Silence blanketed a Montgomery County District courtroom Tuesday as prosecutors vividly described an attempted exorcism that left two toddlers dead and their two older siblings critically injured.
The children's mother, Zakieya Avery, 28, and Avery's close friend Monifa Sanford, 21, are facing two counts of first degree murder, and two counts of first degree attempted murder.
Around 9:30 a.m. Friday, police arrived at the horrifyingly bizarre and heartbreaking crime scene in the 19000 block of Cherry Bend Drive in Germantown. Inside the modest two-story townhome, officers located the lifeless bodies of one-year-old Norell Harris and his two-year-old sister Zyana Harris. Both were lying in their mother's bed. Five-year-old Taniya Harris was barely clinging to life in an adjacent bedroom, curled in the fetal position with multiple stab wounds.
"As police entered the house, Zakieya Avery was coming down the stairs with her oldest son [Martello Harris, eight] when Avery fled out the back door," Montgomery County State's Attorney John McCarthy said while addressing the court.
Members of ExouSia Ministries, a small Christian congregation which worships at a Germantown elementary school, Avery and Sanford told investigators they'd recently created a side-car clan they called the Demon Assassins. The four-member group maintained a rank and order, with Avery positioned as "commander" and Sanford, "sergeant."
According to comments made in court, Avery and Sanford had scheduled an in-home exorcism Thursday evening for a group member named Troy. Only problem, Troy never arrived for his appointment. Then around 5 a.m. Friday, both women reportedly became convinced a demonic spirit had invaded the soul's of all four children, turning their young eyes dark black.
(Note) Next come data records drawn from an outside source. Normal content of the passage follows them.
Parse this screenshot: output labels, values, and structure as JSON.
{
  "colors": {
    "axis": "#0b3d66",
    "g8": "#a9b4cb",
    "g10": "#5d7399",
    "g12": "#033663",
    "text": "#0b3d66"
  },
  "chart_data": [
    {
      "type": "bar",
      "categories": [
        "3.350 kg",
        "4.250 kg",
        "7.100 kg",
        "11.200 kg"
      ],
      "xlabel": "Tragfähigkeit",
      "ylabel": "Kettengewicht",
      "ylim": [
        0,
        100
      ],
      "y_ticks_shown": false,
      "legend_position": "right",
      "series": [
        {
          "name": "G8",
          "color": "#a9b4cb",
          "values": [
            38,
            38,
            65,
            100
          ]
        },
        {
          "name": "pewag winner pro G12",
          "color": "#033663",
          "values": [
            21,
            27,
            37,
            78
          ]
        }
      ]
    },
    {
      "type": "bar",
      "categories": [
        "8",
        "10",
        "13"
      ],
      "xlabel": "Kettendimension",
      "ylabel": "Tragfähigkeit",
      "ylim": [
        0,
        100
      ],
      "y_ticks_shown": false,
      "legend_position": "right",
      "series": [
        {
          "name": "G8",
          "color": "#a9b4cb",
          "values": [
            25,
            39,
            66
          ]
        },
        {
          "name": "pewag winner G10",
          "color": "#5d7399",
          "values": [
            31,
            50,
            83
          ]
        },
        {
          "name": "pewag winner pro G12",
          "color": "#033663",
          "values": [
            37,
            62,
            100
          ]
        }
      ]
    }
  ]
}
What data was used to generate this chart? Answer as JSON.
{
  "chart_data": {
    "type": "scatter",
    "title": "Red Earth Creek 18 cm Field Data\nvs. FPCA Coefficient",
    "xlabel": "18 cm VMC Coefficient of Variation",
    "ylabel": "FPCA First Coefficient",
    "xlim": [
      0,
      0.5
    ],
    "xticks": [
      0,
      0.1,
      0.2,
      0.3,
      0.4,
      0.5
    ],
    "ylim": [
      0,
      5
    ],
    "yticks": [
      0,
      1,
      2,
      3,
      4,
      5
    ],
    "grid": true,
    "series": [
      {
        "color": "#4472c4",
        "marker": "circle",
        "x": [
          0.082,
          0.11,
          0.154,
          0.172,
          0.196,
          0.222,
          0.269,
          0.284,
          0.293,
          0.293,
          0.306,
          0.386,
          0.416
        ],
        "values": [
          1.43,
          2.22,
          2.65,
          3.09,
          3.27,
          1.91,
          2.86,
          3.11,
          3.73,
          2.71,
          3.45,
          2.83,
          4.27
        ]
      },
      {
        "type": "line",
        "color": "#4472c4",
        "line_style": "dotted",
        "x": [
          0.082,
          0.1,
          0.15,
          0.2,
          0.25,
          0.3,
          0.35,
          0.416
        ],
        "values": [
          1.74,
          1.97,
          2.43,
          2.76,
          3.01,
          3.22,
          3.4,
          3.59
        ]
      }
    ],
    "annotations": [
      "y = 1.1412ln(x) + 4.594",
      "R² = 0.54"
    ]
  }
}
"It began with an attempt to break the neck of the youngest child, it proceeded into strangulation and ultimately graduated into stabbing," McCarthy said.
Despite deeply penetrating stab wounds, three of the four children weren't covered in blood when officers arrived, but instead wrapped in wet blankets.
"The women, after the attack, showered together to wash the blood off themselves, cleaned-up the crime scene and then prepared the children to see God," McCarthy added. "It was to be an everlasting life in heaven."
In court, the prosecution disclosed Avery's record of involuntary commitments for psychiatric delusions, and Sanford's history of suicide attempts. Consequently, Judge Gary Everngam ordered jailers will transfer both women to the Clifton T. Perkins Hospital Center, a maximum security psychiatric facility located in Jessup. There the church friends turned accused criminals will undergo extensive mental health testing to see if either is equipped to stand trial.
"We believe that she knew she did something wrong. However, neither woman appears outwardly remorseful for what they did," Montgomery County Police Department Capt. Marcus Jones remarked.
Capt. Jones, who spent hours combing through the unparalleled crime scene, says despite Hollywood's portrayal of exorcisms and witchcraft, Avery's townhome was remarkably normal.
"There were no candles, documents, or literature, nothing indicating a ritual had been held," Capt. Jones added.
As of Tuesday afternoon, Avery had enlisted district public defender Brian Shefferman, while Sanford's family had hired private defense attorneys Edward Leyden and Dana Jones-Oliver.
"She's always been known as a very nurturing, affectionate caregiver, so this is shocking," Jones-Oliver remarked. "It shocks the conscious of not only people watching television or reading the newspaper, but also her [Sanford's] family as well."
Police say Sanford, who was enrolled at Montgomery College, met Avery about eight months ago. Despite the brutal nature of their alleged crimes, both women spoke quietly and maintained meek outer appearances during their bond hearings Tuesday. The close friends will remain behind bars without bond, pending their psychiatric evaluations.
Martello Harris, 8, and Taniya Harris, 5, continue to recover from their critical stab wounds. Martello, police say, could be released from an area hospital later this week.
"It's just an unbelievable story that I hope I never have to witness again in my career, or anybody else for that matter," Capt. Jones concluded.